14 July 2013

I’ve caught some of the Hampton Court Flower show on TV this week, and was very pleased to see Rachel de Thame pointing out that a lot of roses are not very good for insects because they have too many petals, but that the single varieties are good for wildlife.

I’m not a grower of bush roses – they take up too much room for too short a display, and look rather ugly inbetween flowerings. I do, however, like ramblers/climbers. The difference between ramblers and climbers, by the way, is that ramblers will usually only bloom once in a season, while climbers will repeat flower, though there tend to be less flowers at one time than you will find on a rambler. My ramblers are in full flower at the moment and looking magnificent – I’m not sure what’s doing it, but this is one of the most floriferous years I’ve known, for all flowers.

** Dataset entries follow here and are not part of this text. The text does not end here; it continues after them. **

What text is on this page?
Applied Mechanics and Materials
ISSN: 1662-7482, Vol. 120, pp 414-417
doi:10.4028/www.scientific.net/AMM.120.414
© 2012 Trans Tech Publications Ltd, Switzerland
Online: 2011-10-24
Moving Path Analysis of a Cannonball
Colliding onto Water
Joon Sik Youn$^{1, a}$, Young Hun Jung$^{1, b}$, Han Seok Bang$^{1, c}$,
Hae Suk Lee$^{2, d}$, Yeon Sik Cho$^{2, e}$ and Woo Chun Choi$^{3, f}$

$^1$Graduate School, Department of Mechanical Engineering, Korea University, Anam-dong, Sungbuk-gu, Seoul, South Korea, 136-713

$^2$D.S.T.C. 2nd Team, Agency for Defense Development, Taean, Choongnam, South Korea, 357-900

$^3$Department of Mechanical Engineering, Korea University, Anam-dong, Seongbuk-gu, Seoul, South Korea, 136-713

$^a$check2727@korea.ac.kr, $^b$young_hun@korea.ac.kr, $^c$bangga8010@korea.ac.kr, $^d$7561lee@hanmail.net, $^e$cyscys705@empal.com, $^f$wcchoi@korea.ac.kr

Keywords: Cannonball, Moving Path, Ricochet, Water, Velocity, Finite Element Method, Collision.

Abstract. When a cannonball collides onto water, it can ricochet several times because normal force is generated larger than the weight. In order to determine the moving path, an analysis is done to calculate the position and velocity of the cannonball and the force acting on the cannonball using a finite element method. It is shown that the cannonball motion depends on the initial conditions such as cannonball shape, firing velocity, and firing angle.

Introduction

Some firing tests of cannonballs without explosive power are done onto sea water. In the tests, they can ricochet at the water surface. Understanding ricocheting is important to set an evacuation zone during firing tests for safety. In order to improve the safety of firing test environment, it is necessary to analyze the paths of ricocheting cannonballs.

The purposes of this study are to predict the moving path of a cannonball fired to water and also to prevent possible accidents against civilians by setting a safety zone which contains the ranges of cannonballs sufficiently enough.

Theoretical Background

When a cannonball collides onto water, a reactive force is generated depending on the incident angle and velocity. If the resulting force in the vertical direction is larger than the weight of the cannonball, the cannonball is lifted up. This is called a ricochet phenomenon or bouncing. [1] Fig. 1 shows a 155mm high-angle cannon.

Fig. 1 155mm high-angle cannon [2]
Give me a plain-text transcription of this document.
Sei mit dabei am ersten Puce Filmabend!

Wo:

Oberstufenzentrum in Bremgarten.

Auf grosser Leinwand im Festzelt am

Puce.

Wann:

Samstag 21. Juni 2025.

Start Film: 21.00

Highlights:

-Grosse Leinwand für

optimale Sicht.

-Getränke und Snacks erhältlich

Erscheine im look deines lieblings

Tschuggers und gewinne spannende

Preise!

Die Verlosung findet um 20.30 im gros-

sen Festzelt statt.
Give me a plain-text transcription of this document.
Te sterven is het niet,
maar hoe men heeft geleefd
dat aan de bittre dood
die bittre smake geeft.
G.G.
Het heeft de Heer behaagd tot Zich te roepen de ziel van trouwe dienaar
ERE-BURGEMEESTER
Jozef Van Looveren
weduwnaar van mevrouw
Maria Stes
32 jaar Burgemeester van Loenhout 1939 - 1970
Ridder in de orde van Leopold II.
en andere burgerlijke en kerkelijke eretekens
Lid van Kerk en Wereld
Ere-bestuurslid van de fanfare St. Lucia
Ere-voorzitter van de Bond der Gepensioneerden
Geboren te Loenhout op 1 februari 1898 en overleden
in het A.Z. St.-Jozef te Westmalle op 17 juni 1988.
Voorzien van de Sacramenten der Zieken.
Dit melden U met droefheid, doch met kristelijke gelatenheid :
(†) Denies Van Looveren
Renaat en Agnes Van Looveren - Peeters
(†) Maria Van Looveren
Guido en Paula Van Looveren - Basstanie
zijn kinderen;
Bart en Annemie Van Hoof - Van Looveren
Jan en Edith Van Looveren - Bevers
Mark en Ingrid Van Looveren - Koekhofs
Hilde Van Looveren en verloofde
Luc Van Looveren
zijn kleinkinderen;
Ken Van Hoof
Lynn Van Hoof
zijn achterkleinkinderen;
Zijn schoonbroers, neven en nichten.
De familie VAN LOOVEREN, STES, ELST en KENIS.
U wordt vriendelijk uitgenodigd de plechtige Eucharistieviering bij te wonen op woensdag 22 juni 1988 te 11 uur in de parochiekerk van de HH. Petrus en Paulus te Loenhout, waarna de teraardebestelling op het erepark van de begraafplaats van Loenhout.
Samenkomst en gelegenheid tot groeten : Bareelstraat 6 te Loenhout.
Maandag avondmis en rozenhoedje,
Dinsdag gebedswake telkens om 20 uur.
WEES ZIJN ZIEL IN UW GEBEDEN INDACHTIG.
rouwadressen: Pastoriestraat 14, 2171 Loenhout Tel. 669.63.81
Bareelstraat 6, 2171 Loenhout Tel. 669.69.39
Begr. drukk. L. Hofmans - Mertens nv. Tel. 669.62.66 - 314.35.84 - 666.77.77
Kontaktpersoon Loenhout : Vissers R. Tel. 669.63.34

One rose I’ve got is rosa polyantha grandiflora – a multisyllabic name for a very simple rose. I’ve got it growing on a trellis, for which it’s really too big, but I like it for both its flowers and hips later in the season. You can see that there are a number of branches heading for the sky – these will be the shoots on which the flowers will come next year, so one of the jobs for later in the year is selecting which to keep and tying them horizontal (or as close as possible), as this encourages flowering. It’s not a job I look forward to – it’s quite a thorny rose!

Rose polyantha grandiflora

Rose polyantha grandiflora

The other one which is going at full blast is not a single flowered rose: it was here when we moved in . It does, however, smell lovely, and the waft of scent around our back gate is very welcome. You can see from the photo below that I’ve got a clematis growing through it; my theory was that this would flower after the rose had finished, but it hasn’t worked out that way – I’m not complaining, I rather like it as it is. It is called Félicité-Perpétue.

Rose Félicité-Perpétue

Rose Félicité-Perpétue

Roses can be good for insects – single flowers allow access to nectar/pollen and the hips can be good food for the birds in autumn (not all roses set hips, so do your research). Whether you equally welcome the rose sawfly, whose caterpillars munch their way through the leaves is another matter – I’m OK with them: they are good food for the blue tits.